Other mitigation projects that have been appropriated from the CAT Fund include: sand dune restoration; unified building code implementation; public school hurricane mitigation and protection – statewide; mobile home safety; and CDBG mitigation program.

The 1999-2000 legislature, however, decided it was necessary to focus the projects appropriated by the Cat Fund. As a result, statute 215.559, the Hurricane Loss Mitigation Program, was developed. This program is also known as the Bill Williams Residential Safety and Preparedness Act.
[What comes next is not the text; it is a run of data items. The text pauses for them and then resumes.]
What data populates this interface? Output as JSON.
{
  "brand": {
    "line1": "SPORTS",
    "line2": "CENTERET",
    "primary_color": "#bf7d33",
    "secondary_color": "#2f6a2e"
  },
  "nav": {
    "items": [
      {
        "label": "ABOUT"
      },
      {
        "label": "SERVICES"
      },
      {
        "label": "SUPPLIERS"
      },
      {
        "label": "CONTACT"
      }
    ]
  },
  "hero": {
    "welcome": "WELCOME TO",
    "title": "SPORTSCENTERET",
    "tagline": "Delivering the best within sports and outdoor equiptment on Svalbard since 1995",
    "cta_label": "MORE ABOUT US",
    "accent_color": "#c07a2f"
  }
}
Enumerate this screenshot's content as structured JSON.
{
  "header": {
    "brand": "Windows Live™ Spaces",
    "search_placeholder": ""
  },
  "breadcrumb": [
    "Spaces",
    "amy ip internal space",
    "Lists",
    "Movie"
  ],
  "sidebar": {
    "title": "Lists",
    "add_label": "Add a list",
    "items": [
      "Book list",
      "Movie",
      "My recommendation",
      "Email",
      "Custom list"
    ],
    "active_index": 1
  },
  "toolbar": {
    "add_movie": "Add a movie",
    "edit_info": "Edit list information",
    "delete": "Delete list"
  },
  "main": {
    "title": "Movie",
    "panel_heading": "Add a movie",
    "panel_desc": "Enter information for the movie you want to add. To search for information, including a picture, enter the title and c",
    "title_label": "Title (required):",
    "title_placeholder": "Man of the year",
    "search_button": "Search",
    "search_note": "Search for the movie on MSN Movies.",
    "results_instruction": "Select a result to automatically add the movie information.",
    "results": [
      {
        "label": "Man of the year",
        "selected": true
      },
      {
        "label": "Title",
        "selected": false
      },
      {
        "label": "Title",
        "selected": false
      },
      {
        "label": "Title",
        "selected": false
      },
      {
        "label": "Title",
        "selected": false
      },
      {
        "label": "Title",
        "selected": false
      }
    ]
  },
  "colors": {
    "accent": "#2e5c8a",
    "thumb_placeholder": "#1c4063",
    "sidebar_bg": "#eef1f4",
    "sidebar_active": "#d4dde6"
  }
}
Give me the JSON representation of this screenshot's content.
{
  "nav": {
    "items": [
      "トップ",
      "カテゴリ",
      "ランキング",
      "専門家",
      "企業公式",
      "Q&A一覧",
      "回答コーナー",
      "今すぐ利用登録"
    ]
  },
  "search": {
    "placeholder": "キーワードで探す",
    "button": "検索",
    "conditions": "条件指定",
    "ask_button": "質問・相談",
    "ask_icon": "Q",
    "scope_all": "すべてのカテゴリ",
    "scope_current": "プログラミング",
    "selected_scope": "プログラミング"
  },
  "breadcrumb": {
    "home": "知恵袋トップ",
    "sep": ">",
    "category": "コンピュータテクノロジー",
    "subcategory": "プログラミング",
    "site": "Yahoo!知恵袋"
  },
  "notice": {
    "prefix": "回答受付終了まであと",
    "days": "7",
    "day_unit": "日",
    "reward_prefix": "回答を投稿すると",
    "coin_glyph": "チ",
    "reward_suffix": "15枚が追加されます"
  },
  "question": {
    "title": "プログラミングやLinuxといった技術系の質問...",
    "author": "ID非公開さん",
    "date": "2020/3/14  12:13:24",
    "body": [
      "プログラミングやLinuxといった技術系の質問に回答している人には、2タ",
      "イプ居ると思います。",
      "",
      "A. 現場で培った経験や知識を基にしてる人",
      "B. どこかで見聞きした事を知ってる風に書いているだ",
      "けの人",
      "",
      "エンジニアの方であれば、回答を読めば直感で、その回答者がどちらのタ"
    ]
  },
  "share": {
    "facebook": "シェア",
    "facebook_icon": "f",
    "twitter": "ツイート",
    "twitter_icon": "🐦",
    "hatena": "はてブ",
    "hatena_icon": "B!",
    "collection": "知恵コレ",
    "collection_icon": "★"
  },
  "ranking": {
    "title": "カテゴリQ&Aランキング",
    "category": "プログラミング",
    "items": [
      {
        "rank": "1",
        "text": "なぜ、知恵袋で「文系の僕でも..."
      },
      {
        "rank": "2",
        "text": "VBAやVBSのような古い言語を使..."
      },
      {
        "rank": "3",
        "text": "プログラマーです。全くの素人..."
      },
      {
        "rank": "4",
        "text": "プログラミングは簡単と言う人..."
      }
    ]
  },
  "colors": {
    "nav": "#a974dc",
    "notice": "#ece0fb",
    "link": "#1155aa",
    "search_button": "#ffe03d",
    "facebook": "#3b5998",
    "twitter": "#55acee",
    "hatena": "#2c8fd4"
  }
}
II. Bill Williams Residential Safety and Preparedness Act As addressed above, this Act creates the Hurricane Loss Mitigation Program that helps define how the $10 million of Cat Fund mitigation funding to the Department of Community Affairs should be allocated. The statute indicates that the funds should be spent in the following way: 1) 70%, or $7 million, “shall be used for programs to improve the wind resistance of residences and mobile homes, including loans, subsidies, grants, demonstration projects, and direct assistance; cooperative programs with local governments and the Federal Government; and other efforts to prevent or reduce losses or reduce the cost of rebuilding after a disaster;” and 2) 30% ($3 million) of the funds should be used “to retrofit existing facilities used as public hurricane shelters.”

The act requires that at least 40% of the $7 million appropriated for wind resistance programs of residences and mobile homes be allocated to specific projects concerning mobile homes. This allocation can include: programs to inspect and improve tie-downs; construct and provide safety structures; and provide other means to reduce loss. In the second year of funding, required mobile home funding is reduced to 30% of the total appropriation, and any further funding requires at least 20% to be used in this manner. In addition, 10% of DCA’s $7 million appropriation should be allocated to the Type I Center within the State University System “dedicated to hurricane research, to support programs of research and development relating to hurricane loss reduction devices and techniques for residences and mobile homes and relating to the development of credible data on potential loss reductions.” Concurrently, this Type I Center will additionally consult with and assist DCA with its required yearly report to the legislature.

The statute further requires DCA to develop the programs subsumed under this Act in consultation with an appointed advisory council with representatives from: 1) Department of Insurance; 2) home builders; 3) insurance companies; 4) Federation of Mobile Home Owners; 5) Florida Association of Counties; and 6) the Florida Manufactured Housing Association who is a mobile home manufacturer or supplier.